Let's walk through some of the considerations you should make when trying to decide when to file taxes.
Revised 1099 Forms
Whether you earn a paycheck, have gains or losses from investments, or have some other form of income that affects your taxes, there is usually a tax form meant to help you report this information to the IRS.
The law requires your employer to mail your W-2 Form by January 31. The W-2 form shows your earnings, the amount of taxes withheld from your paycheck for the prior year, and other important items for filing your federal and state taxes.
The same delivery rule often applies to the many versions of the 1099 Form. Companies you do business with must send your 1099 Form by January 31. In addition to sending your copy to you, they must also file their 1099s with the IRS.
While you technically don't need your 1099s to prepare your return, it's a good idea to review them to make sure what you put on your tax return matches what is on file with the IRS.
- If the information on your 1099 form appears wrong to you, consider contacting the company to have them file a revised version with the IRS. Otherwise, the IRS might think you owe a different amount than what you report on your return.
- If the company catches its own reporting mistake, you may receive a Corrected 1099 Form. Once you receive the necessary forms and include this information on your return, you can move forward with filing.
- If you have already filed using the original 1099 that included the mistake, you may need to file an amended return to reflect the new and accurate information.
Tardy Schedule K-1s
The Schedule K-1 is another tax form issued annually to report taxable activity resulting from ownership interests held in several types of "pass-through" business entities.
While not filed with an individual owner's tax return, business partners and S Corporation owners are normally supposed to receive these informational forms by March 15. Without these forms, owners cannot accurately determine how much income to report on their individual returns for the year.
- Unfortunately, given the much later reception deadline, Schedule K-1 tends to arrive later in the tax season and is usually one of the last tax documents a taxpayer receives.

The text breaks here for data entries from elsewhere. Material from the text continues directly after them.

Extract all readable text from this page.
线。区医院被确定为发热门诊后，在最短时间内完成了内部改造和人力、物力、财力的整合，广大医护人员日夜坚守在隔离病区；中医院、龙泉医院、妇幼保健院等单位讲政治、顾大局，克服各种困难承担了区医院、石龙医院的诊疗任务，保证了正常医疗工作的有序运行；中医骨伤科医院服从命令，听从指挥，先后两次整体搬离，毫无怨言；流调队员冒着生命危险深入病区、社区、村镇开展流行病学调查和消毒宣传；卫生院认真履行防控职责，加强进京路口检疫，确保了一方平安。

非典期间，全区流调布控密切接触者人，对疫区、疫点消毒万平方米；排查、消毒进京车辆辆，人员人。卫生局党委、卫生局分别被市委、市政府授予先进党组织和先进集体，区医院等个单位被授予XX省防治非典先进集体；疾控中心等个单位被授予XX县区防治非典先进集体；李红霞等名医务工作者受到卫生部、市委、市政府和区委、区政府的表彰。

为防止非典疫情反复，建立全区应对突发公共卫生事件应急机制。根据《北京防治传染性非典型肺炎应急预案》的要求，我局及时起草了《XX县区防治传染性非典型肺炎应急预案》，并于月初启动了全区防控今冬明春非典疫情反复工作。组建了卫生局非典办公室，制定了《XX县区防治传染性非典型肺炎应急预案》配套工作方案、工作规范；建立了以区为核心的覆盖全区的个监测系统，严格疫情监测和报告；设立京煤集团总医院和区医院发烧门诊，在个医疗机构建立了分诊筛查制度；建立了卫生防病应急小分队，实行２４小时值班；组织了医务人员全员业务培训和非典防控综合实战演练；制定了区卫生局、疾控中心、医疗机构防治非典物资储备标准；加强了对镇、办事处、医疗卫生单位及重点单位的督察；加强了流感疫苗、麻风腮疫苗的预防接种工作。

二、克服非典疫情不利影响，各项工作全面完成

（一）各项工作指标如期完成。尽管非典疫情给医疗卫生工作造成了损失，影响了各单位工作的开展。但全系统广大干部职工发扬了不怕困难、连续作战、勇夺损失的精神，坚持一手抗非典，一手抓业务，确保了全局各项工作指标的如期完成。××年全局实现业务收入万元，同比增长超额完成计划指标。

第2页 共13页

- If you're supposed to receive a K-1, you may not be able to accurately file your tax return until you receive the form.
One remedy might come from taking initiative. If you own the business and are able to prepare your own K-1 when you prepare your business taxes, then you can prepare it ahead of time and report the K-1 information on your personal taxes.
Retirement plan contribution limits
Each year, the IRS allows you to contribute money toward a tax-advantaged plan such as an individual retirement account (IRA) or a health savings account (HSA) if you meet certain requirements. Filing early can let you know if you qualify to make a contribution and how much you can contribute. When you file your tax return early, you usually still have time to save money and contribute toward your previous year's limits.
Should you wait to file your taxes?
For simple tax situations, filing early may get you a refund sooner. This money belongs to you and doesn't usually earn interest while in the hands of the IRS.
Filing early also:
- Eliminates the need to file an extension.
- Gives you time to save money for any tax bill you may have. Just because you file early doesn't mean you need to pay at the same time. Generally, you have until the filing deadline to pay your taxes owed.
Because most taxpayers only need W-2s and 1099s to prepare their returns, all of which must be mailed by the end of January, you usually don't need to wait to file your tax return. If you find out you received a revised 1099 Form after filing and the change was major, you may need to file an amended return.
If you have an ownership stake in a partnership or other pass-through entity, you may need to wait until at least mid-March to file.